Por Celso Ming - O Estado de S.Paulo
É natural que os mercados não tenham se exasperado ontem com a vitória do
socialista François Hollande (foto) nas eleições presidenciais da França.
O último que assumiu a presidência da França com discurso de esquerda foi
François Mitterrand, em 1981. Levou um ano e meio para abandonar seus discursos
e adotar reconhecidamente uma política econômica ortodoxa. Teve todo esse prazo
porque, à época, a França não era tão desesperadamente dependente (e refém) dos
bancos no financiamento do seu déficit público.
Hollande não terá tanto tempo assim. Já nas primeiras semanas de exercício do
seu cargo, terá de explicar aos mercados com quantos paus se fará a canoa do
crescimento econômico defendido em seus discursos.
Há somente uma semana, a chanceler da Alemanha, Angela Merkel, parecia
reconhecer que a recuperação da área do euro não poderia se fiar apenas na
austeridade - como saíra no pacto fiscal de final de janeiro. Tinha de ser
apoiada também numa forte agenda de crescimento - conforme defendia Hollande.
Mas ontem veio o recado de Berlim: "O pacto fiscal é inegociável".
O problema é que as concepções de crescimento econômico de Merkel e Hollande
não são exatamente as mesmas. Merkel defende a austeridade das contas públicas
como precondição do crescimento sustentável. Hollande parece privilegiar o
avanço das despesas públicas, financiadas com o despejo de títulos públicos cujo
principal comprador seria o Banco Central Europeu.

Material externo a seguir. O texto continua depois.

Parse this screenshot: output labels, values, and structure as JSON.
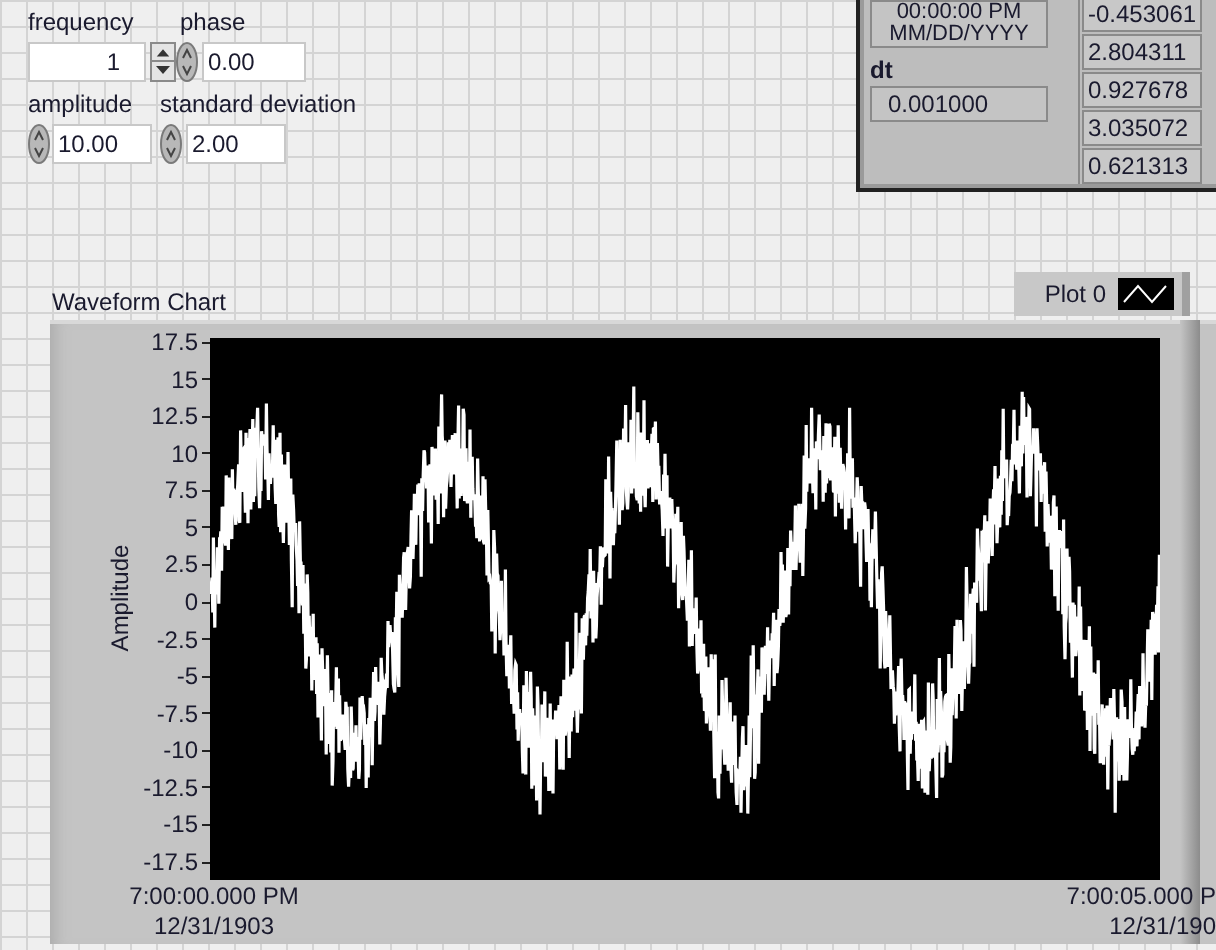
{
  "numeric_controls": [
    {
      "kind": "updown",
      "label": "frequency",
      "value": "1"
    },
    {
      "kind": "knob",
      "label": "phase",
      "value": "0.00"
    },
    {
      "kind": "knob",
      "label": "amplitude",
      "value": "10.00"
    },
    {
      "kind": "knob",
      "label": "standard deviation",
      "value": "2.00"
    }
  ],
  "timestamp": {
    "time": "00:00:00 PM",
    "date": "MM/DD/YYYY"
  },
  "dt": {
    "label": "dt",
    "value": "0.001000"
  },
  "array_values": [
    "-0.453061",
    "2.804311",
    "0.927678",
    "3.035072",
    "0.621313"
  ],
  "chart": {
    "title": "Waveform Chart",
    "legend": {
      "label": "Plot 0"
    },
    "ylabel": "Amplitude",
    "yticks": [
      "17.5",
      "15",
      "12.5",
      "10",
      "7.5",
      "5",
      "2.5",
      "0",
      "-2.5",
      "-5",
      "-7.5",
      "-10",
      "-12.5",
      "-15",
      "-17.5"
    ],
    "xticks": [
      {
        "time": "7:00:00.000 PM",
        "date": "12/31/1903"
      },
      {
        "time": "7:00:05.000 P",
        "date": "12/31/190"
      }
    ]
  }
}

Mas a questão central não é fiscal. Ou seja, não é o desequilíbrio das contas
públicas, mas a baixa competitividade da França e de quase todo o bloco do euro
- como advertem, nisso com razão, os economistas Paul Krugman e Joseph Stiglitz.
Isso posto, ganhos de competitividade terão de ser recuperados por meio de
ajustes de renda (salários e aposentadorias), processo no qual a Alemanha está
bem mais avançada.
Mais do que o saneamento das contas públicas, o processo de crescimento
econômico e de ganhos de escala (aumento da produtividade) terá de acontecer com
reformas mais profundas - que, por vezes, são mencionadas por eufemismos como
flexibilização das leis trabalhistas e novas condições previdenciárias.

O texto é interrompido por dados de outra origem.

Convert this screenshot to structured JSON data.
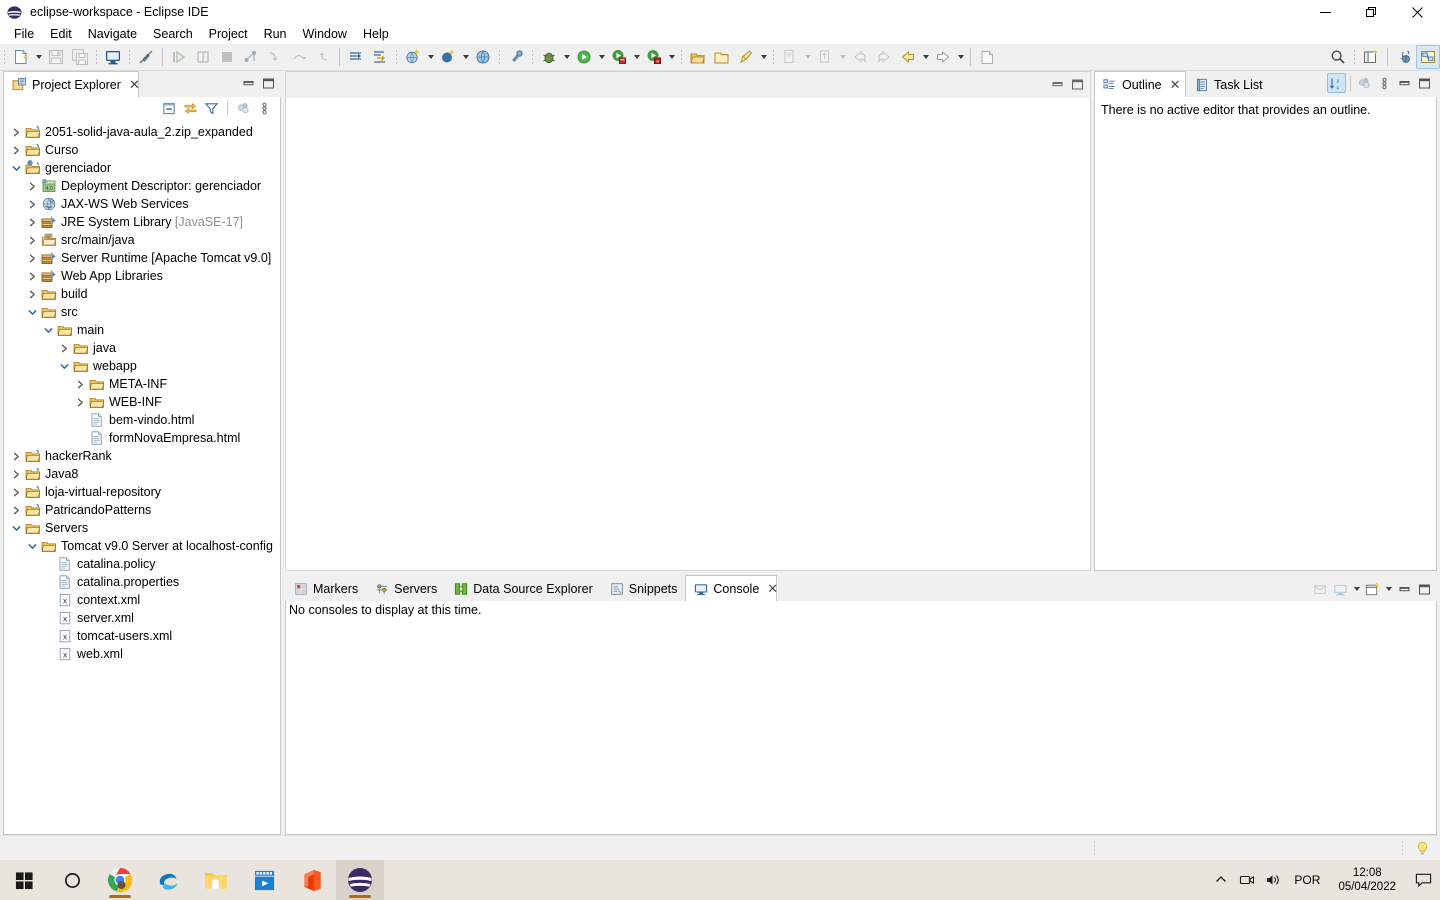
{
  "window": {
    "title": "eclipse-workspace - Eclipse IDE",
    "app_icon": "eclipse-icon",
    "controls": {
      "minimize": "—",
      "restore": "❐",
      "close": "✕"
    }
  },
  "menubar": {
    "items": [
      {
        "label": "File",
        "name": "menu-file"
      },
      {
        "label": "Edit",
        "name": "menu-edit"
      },
      {
        "label": "Navigate",
        "name": "menu-navigate"
      },
      {
        "label": "Search",
        "name": "menu-search"
      },
      {
        "label": "Project",
        "name": "menu-project"
      },
      {
        "label": "Run",
        "name": "menu-run"
      },
      {
        "label": "Window",
        "name": "menu-window"
      },
      {
        "label": "Help",
        "name": "menu-help"
      }
    ]
  },
  "toolbar": {
    "items": [
      "new-wizard-icon",
      "new-wizard-dropdown",
      "save-icon",
      "save-all-icon",
      "open-console-icon",
      "toggle-mark-occurrences-icon",
      "skip-all-breakpoints-icon",
      "resume-icon",
      "suspend-icon",
      "terminate-icon",
      "step-into-icon",
      "step-over-icon",
      "step-return-icon",
      "next-annotation-icon",
      "previous-annotation-icon",
      "new-web-project-icon",
      "new-server-icon",
      "new-web-service-icon",
      "debug-perspective-icon",
      "debug-icon",
      "run-icon",
      "run-server-icon",
      "run-coverage-icon",
      "open-type-icon",
      "open-resource-icon",
      "open-task-icon",
      "new-java-class-icon",
      "new-java-package-icon",
      "back-icon",
      "forward-icon",
      "previous-edit-icon",
      "next-edit-icon",
      "external-tools-icon",
      "search-icon",
      "new-perspective-icon",
      "java-ee-perspective-icon",
      "java-perspective-icon"
    ]
  },
  "project_explorer": {
    "tab_label": "Project Explorer",
    "tab_icon": "project-explorer-icon",
    "close_glyph": "✕",
    "view_toolbar": [
      "collapse-all-icon",
      "link-with-editor-icon",
      "view-filter-icon",
      "focus-on-active-task-icon",
      "view-menu-icon"
    ],
    "window_buttons": [
      "minimize-icon",
      "maximize-icon"
    ],
    "tree": [
      {
        "depth": 0,
        "twist": "collapsed",
        "icon": "java-project-icon",
        "label": "2051-solid-java-aula_2.zip_expanded"
      },
      {
        "depth": 0,
        "twist": "collapsed",
        "icon": "java-project-icon",
        "label": "Curso"
      },
      {
        "depth": 0,
        "twist": "expanded",
        "icon": "dynamic-web-project-icon",
        "label": "gerenciador"
      },
      {
        "depth": 1,
        "twist": "collapsed",
        "icon": "deployment-descriptor-icon",
        "label": "Deployment Descriptor: gerenciador"
      },
      {
        "depth": 1,
        "twist": "collapsed",
        "icon": "jax-ws-icon",
        "label": "JAX-WS Web Services"
      },
      {
        "depth": 1,
        "twist": "collapsed",
        "icon": "library-icon",
        "label": "JRE System Library",
        "suffix": "[JavaSE-17]"
      },
      {
        "depth": 1,
        "twist": "collapsed",
        "icon": "source-folder-icon",
        "label": "src/main/java"
      },
      {
        "depth": 1,
        "twist": "collapsed",
        "icon": "library-icon",
        "label": "Server Runtime [Apache Tomcat v9.0]"
      },
      {
        "depth": 1,
        "twist": "collapsed",
        "icon": "library-icon",
        "label": "Web App Libraries"
      },
      {
        "depth": 1,
        "twist": "collapsed",
        "icon": "folder-icon",
        "label": "build"
      },
      {
        "depth": 1,
        "twist": "expanded",
        "icon": "folder-icon",
        "label": "src"
      },
      {
        "depth": 2,
        "twist": "expanded",
        "icon": "folder-icon",
        "label": "main"
      },
      {
        "depth": 3,
        "twist": "collapsed",
        "icon": "folder-icon",
        "label": "java"
      },
      {
        "depth": 3,
        "twist": "expanded",
        "icon": "folder-icon",
        "label": "webapp"
      },
      {
        "depth": 4,
        "twist": "collapsed",
        "icon": "folder-icon",
        "label": "META-INF"
      },
      {
        "depth": 4,
        "twist": "collapsed",
        "icon": "folder-icon",
        "label": "WEB-INF"
      },
      {
        "depth": 4,
        "twist": "none",
        "icon": "html-file-icon",
        "label": "bem-vindo.html"
      },
      {
        "depth": 4,
        "twist": "none",
        "icon": "html-file-icon",
        "label": "formNovaEmpresa.html"
      },
      {
        "depth": 0,
        "twist": "collapsed",
        "icon": "java-project-icon",
        "label": "hackerRank"
      },
      {
        "depth": 0,
        "twist": "collapsed",
        "icon": "java-project-icon",
        "label": "Java8"
      },
      {
        "depth": 0,
        "twist": "collapsed",
        "icon": "java-project-icon",
        "label": "loja-virtual-repository"
      },
      {
        "depth": 0,
        "twist": "collapsed",
        "icon": "java-project-icon",
        "label": "PatricandoPatterns"
      },
      {
        "depth": 0,
        "twist": "expanded",
        "icon": "folder-icon",
        "label": "Servers"
      },
      {
        "depth": 1,
        "twist": "expanded",
        "icon": "folder-icon",
        "label": "Tomcat v9.0 Server at localhost-config"
      },
      {
        "depth": 2,
        "twist": "none",
        "icon": "text-file-icon",
        "label": "catalina.policy"
      },
      {
        "depth": 2,
        "twist": "none",
        "icon": "text-file-icon",
        "label": "catalina.properties"
      },
      {
        "depth": 2,
        "twist": "none",
        "icon": "xml-file-icon",
        "label": "context.xml"
      },
      {
        "depth": 2,
        "twist": "none",
        "icon": "xml-file-icon",
        "label": "server.xml"
      },
      {
        "depth": 2,
        "twist": "none",
        "icon": "xml-file-icon",
        "label": "tomcat-users.xml"
      },
      {
        "depth": 2,
        "twist": "none",
        "icon": "xml-file-icon",
        "label": "web.xml"
      }
    ]
  },
  "editor_area": {
    "window_buttons": [
      "minimize-icon",
      "maximize-icon"
    ],
    "content": ""
  },
  "outline_panel": {
    "tabs": [
      {
        "label": "Outline",
        "icon": "outline-icon",
        "selected": true,
        "closable": true
      },
      {
        "label": "Task List",
        "icon": "task-list-icon",
        "selected": false,
        "closable": false
      }
    ],
    "close_glyph": "✕",
    "actions": [
      "sort-icon",
      "link-with-editor-icon",
      "view-menu-icon",
      "minimize-icon",
      "maximize-icon"
    ],
    "message": "There is no active editor that provides an outline."
  },
  "bottom_panel": {
    "tabs": [
      {
        "label": "Markers",
        "icon": "markers-icon",
        "selected": false,
        "closable": false
      },
      {
        "label": "Servers",
        "icon": "servers-icon",
        "selected": false,
        "closable": false
      },
      {
        "label": "Data Source Explorer",
        "icon": "data-source-explorer-icon",
        "selected": false,
        "closable": false
      },
      {
        "label": "Snippets",
        "icon": "snippets-icon",
        "selected": false,
        "closable": false
      },
      {
        "label": "Console",
        "icon": "console-icon",
        "selected": true,
        "closable": true
      }
    ],
    "close_glyph": "✕",
    "actions": [
      "open-console-icon",
      "display-selected-console-icon",
      "display-selected-console-dropdown",
      "new-console-view-icon",
      "new-console-view-dropdown",
      "minimize-icon",
      "maximize-icon"
    ],
    "message": "No consoles to display at this time."
  },
  "statusbar": {
    "left_text": "",
    "right_icon": "tip-of-the-day-icon"
  },
  "taskbar": {
    "buttons": [
      {
        "name": "start-button",
        "icon": "windows-logo-icon"
      },
      {
        "name": "search-button",
        "icon": "search-circle-icon"
      },
      {
        "name": "chrome-button",
        "icon": "chrome-icon",
        "running": true
      },
      {
        "name": "edge-button",
        "icon": "edge-icon",
        "running": false
      },
      {
        "name": "file-explorer-button",
        "icon": "file-explorer-icon",
        "running": false
      },
      {
        "name": "movies-tv-button",
        "icon": "movies-tv-icon",
        "running": false
      },
      {
        "name": "office-button",
        "icon": "office-icon",
        "running": false
      },
      {
        "name": "eclipse-button",
        "icon": "eclipse-icon",
        "running": true,
        "active": true
      }
    ],
    "tray": {
      "chevron": "show-hidden-icons-icon",
      "icons": [
        "camera-icon",
        "volume-icon"
      ],
      "language": "POR",
      "time": "12:08",
      "date": "05/04/2022",
      "action_center": "action-center-icon"
    }
  },
  "colors": {
    "toolbar_bg": "#f0f0f0",
    "tab_selected_bg": "#ffffff",
    "tab_border": "#c8c8c8",
    "dim_text": "#8f8f8f",
    "taskbar_bg": "#e9e4dd",
    "accent": "#2a6fb5"
  }
}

O principal fator por trás da perda de competitividade e do avanço do
desemprego nos países avançados e, especialmente, na Europa é o enorme processo
mundial de redistribuição do trabalho, que vem incorporando entre 40 milhões e
50 milhões de asiáticos por ano ao mercado de trabalho (e de consumo). É a
incorporação de mão de obra barata e o crescente emprego de Tecnologia de
Informação que produz o impressionante barateamento dos produtos industriais,
que vão alijando do mercado global os sistemas produtivos incapazes de se
atualizar.
É daí que vem a enorme transferência da indústria e do setor produtivo para a
Ásia e para um punhado de países ainda em desenvolvimento. A crise financeira
somente escancarou as fragilidades antes latentes dos países avançados. O
principal concorrente da França e da periferia da Europa não é a Alemanha, mas a
China - verdade para a qual o consumidor europeu mal-acostumado com as benesses
do Estado de bem-estar social se recusa a abrir os olhos.